Hate group activities can include criminal acts, marches, rallies, speeches, meetings, leafleting or publishing. Websites appearing to be merely the work of a single individual, rather than the publication of a group, are not included in the annual report of hate groups.
According to SPLC archives, The Creativity Movement (formerly known as the Church of the Creator), a group based in East Peoria, has been active in Illinois since 1973.
The SPLC describes the Creativity Movement as a self-styled religious organization. The Creativity Movement incessantly promotes what it sees as the inherent superiority and "creativity" of the white race — about the only tenets there are to its
supposed "theology." In addition to the Creativity Movement, several chapters of the Nation of Islam, a black separatist hate group founded in 1930 are organized in Peoria, Rockford, Chicago and East Saint Louis. The Nation of Islam, based in
Chicago, has grown into one of the wealthiest and best-known organizations in black America. The SPLC describes the ideology of the hate group as deeply racist, anti-Semitic and anti-gay based on the innate black superiority over whites.
Potok says he and other experts look to preliminary indicators such as economics and political shifts to predict whether the number of hate groups will increase or decrease over a given period of time.
"We've seen a steady rise in hate groups since the end of the 1990s, at about bewteen 4% and 6% a year," said Potok, "But there was an incredible growth over four years between 2008 and 2012, with the campaign and election of Barack Obama, our nation's first black president, and the economy crashing in the same year."
Despite the tragedies of hate crimes like the shooting at Mother Emanuel in Charleston, South Carolina, Potok says the United States is in a moment of transition.

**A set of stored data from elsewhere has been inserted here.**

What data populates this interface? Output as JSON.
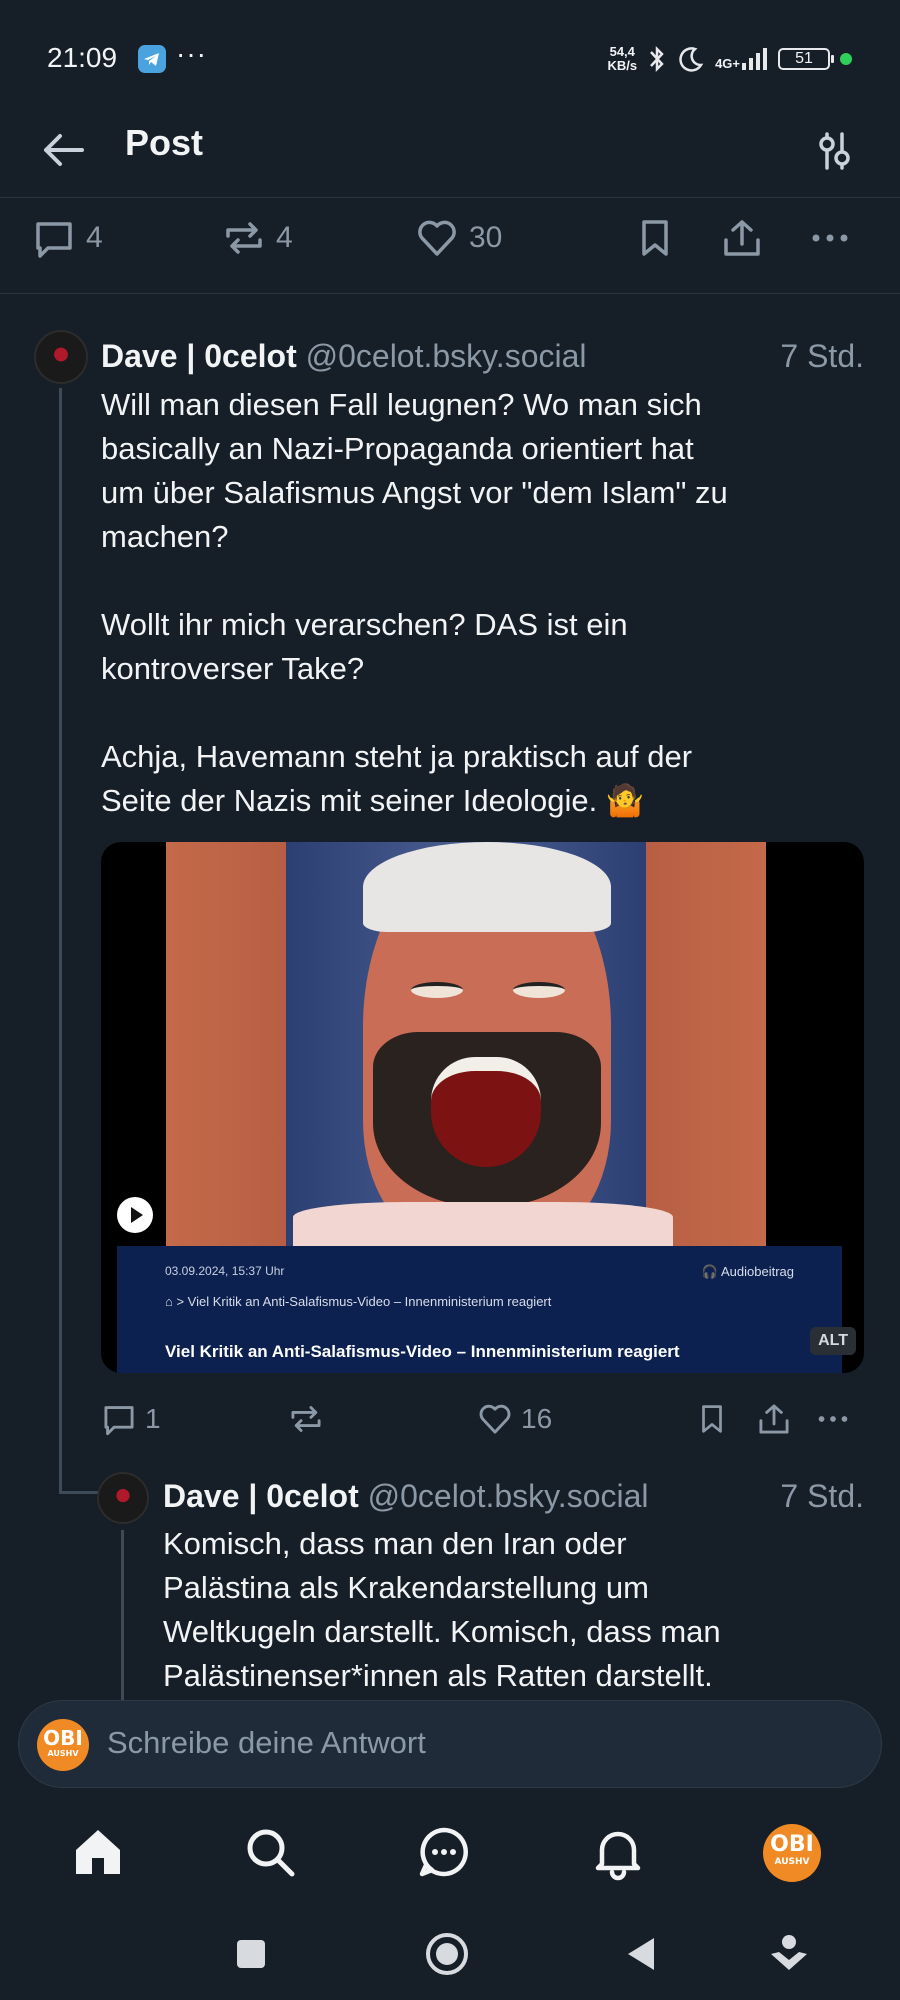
{
  "status_bar": {
    "time": "21:09",
    "dots": "···",
    "net_speed": "54,4",
    "net_unit": "KB/s",
    "network": "4G+",
    "battery": "51"
  },
  "header": {
    "title": "Post"
  },
  "top_actions": {
    "replies": "4",
    "reposts": "4",
    "likes": "30"
  },
  "post1": {
    "display_name": "Dave | 0celot",
    "handle": "@0celot.bsky.social",
    "time": "7 Std.",
    "text": "Will man diesen Fall leugnen? Wo man sich\nbasically an Nazi-Propaganda orientiert hat\num über Salafismus Angst vor \"dem Islam\" zu\nmachen?\n\nWollt ihr mich verarschen? DAS ist ein\nkontroverser Take?\n\nAchja, Havemann steht ja praktisch auf der\nSeite der Nazis mit seiner Ideologie. 🤷",
    "media": {
      "date": "03.09.2024, 15:37 Uhr",
      "audio": "Audiobeitrag",
      "breadcrumb": "> Viel Kritik an Anti-Salafismus-Video – Innenministerium reagiert",
      "title": "Viel Kritik an Anti-Salafismus-Video – Innenministerium reagiert",
      "alt_badge": "ALT"
    },
    "replies": "1",
    "likes": "16"
  },
  "post2": {
    "display_name": "Dave | 0celot",
    "handle": "@0celot.bsky.social",
    "time": "7 Std.",
    "text": "Komisch, dass man den Iran oder\nPalästina als Krakendarstellung um\nWeltkugeln darstellt. Komisch, dass man\nPalästinenser*innen als Ratten darstellt."
  },
  "reply_bar": {
    "placeholder": "Schreibe deine Antwort",
    "avatar_text": "OBI",
    "avatar_sub": "AUSHV"
  },
  "tabbar": {
    "avatar_text": "OBI",
    "avatar_sub": "AUSHV"
  },
  "colors": {
    "background": "#161e27",
    "muted": "#8b98a6",
    "accent_avatar": "#f08a24"
  }
}
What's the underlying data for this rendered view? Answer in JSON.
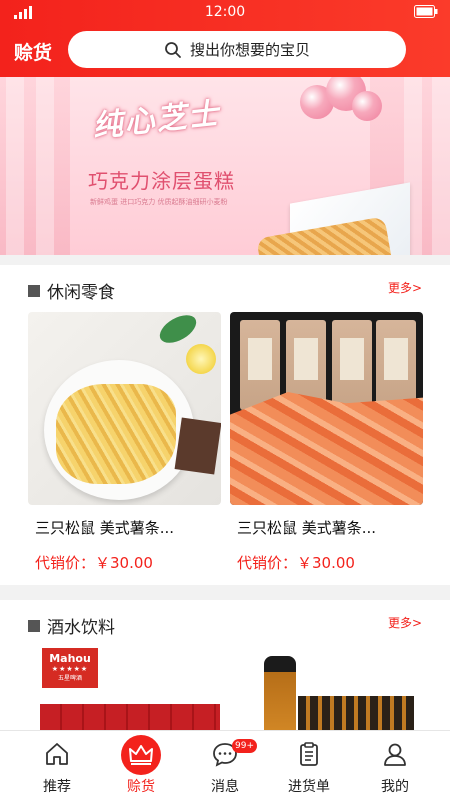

"It's hard to predict the future, but my own feeling about that is that we are headed for a better place, but we’re living through difficult times as the nation adjusts to this very big change. And even now looking at all of the attacks on the confederatebattle flag in South Carolina, all of that is very important. There's a lot of change happening in this country, and I think it’s worth thinking about that there have been backlashes against most every progressive change in our society, yet I think at the end of those backlashes we’ve turned into a better country," said Potok.